C’est le premier paragraphe de ce livre, et je dois faire un effort de taille pour ne pas transcrire le second, puis le troisième, puis tout le prologue…

C’est ainsi que j’ai lu ce livre pour la deuxième fois: en le prenant sur mon étagère et en lisant la première phrase. Le livre devait y passer.

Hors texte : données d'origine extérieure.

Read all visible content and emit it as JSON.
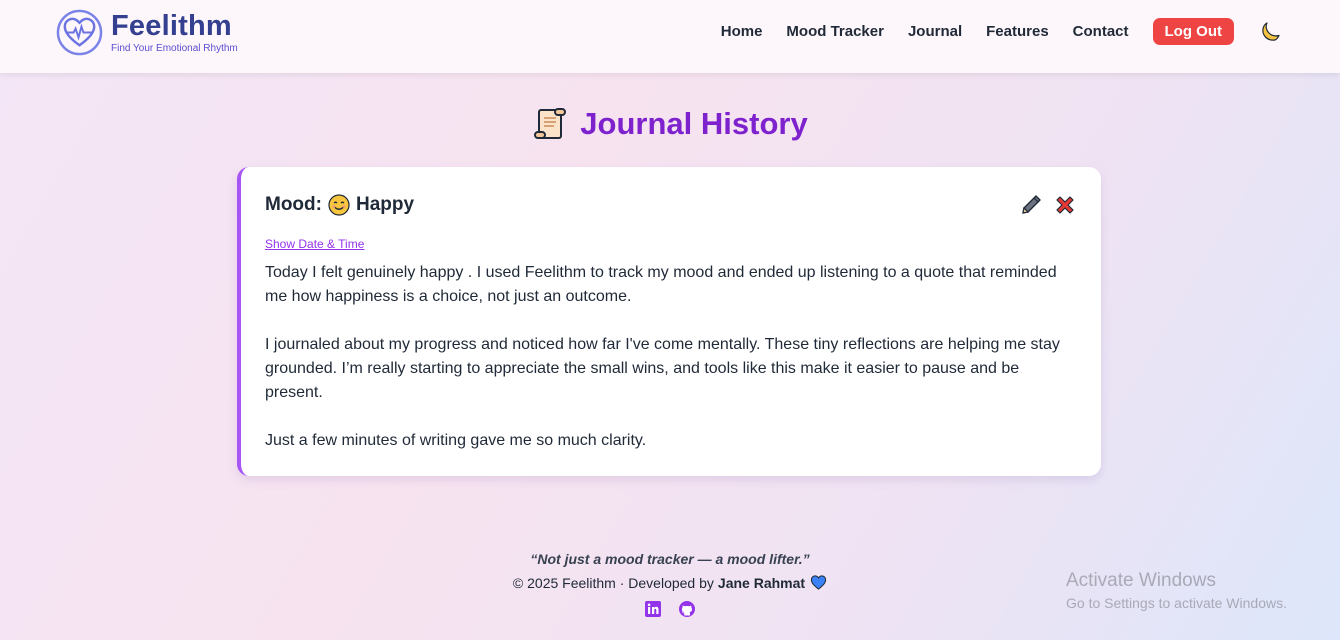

Revenons un peu sur la genèse de Vrénalik. Ce qui devait plus tard devenir L’Aigle des Profondeurs fut d’abord publié en 1974 sous le titre En hommage aux araignées, puis en version pour enfants sous le titre L’étranger sous la ville en 1987 (qui fut traduit la même année en… néerlandais!) avant que la version finale (?) ne paraisse sous le titre de L’Aigle des profondeurs chez Alire en 2002. C’est le deuxième tome du cycle, le premier jalon du premier tome étant paru en 1977 sous le titre Der Traümer in der Zitadelle (en allemand, pas en néerlandais…). Le Rêveur dans la Citadelle sera intégré dans L’Épuisement du soleil paru en 1985 (oui, en français). Puis ce dernier livre sera révisé et publié en version (finale?) en deux volumes chez Alire sous les titres Le Rêveur dans la Citadelle (1998) et L’Archipel noir (1999), respectivement premier et… troisième tome de ce cycle. On comprendra qu’il n’est absolument pas nécessaire d’avoir lu le premier tome pour apprécier pleinement le second. D’ailleurs j’ai commencé par le deuxième et je n’ai aucun regret.

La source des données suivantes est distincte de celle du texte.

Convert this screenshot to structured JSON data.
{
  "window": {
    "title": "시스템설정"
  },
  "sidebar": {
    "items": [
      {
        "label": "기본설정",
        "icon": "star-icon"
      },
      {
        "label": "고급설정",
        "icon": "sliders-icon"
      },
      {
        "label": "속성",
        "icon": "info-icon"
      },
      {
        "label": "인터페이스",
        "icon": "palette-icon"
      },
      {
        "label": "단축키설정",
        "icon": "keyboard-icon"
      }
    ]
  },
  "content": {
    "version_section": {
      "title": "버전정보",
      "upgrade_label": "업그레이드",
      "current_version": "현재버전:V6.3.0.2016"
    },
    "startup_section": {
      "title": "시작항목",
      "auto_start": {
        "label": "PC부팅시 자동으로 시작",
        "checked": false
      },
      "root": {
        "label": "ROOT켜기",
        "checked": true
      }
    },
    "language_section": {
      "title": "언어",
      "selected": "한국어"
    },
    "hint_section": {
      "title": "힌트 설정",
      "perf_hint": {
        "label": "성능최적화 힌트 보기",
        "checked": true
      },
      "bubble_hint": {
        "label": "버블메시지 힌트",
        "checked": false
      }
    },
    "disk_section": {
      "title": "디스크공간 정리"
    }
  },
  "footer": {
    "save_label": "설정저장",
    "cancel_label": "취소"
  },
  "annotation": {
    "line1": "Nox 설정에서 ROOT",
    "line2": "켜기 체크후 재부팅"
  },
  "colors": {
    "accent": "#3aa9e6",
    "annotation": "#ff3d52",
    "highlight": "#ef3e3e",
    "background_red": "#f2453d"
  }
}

A l’image de sa genèse, le livre lui-même échappe aux règles et aux genres. Difficile d’en raconter quoi que ce soit, tout y est pour être découvert.

La narratrice, Anar Vranengal, a le nom d’une cité engloutie. Elle est l’héritière du sorcier Ivendra. Elle a vingt-deux ans au moment où elle prend la plume pour raconter à des étrangers une histoire qui s’est déroulée pendant son adolescence mais dont les débuts avaient eu lieu plusieurs années auparavant.

Les Asven dominaient les mers quelques siècles plus tôt. Désormais maudit par le dieu des mers Haztlen, l’archipel est rélégué au rang de pays du tier-monde… et même moins, puisqu’il n’est pas un pays au yeux du monde. Craignant la colère d’Haztlen, les Asven n’osent plus s’éloigner bien loin de leurs côtes et s’éteignent peu à peu.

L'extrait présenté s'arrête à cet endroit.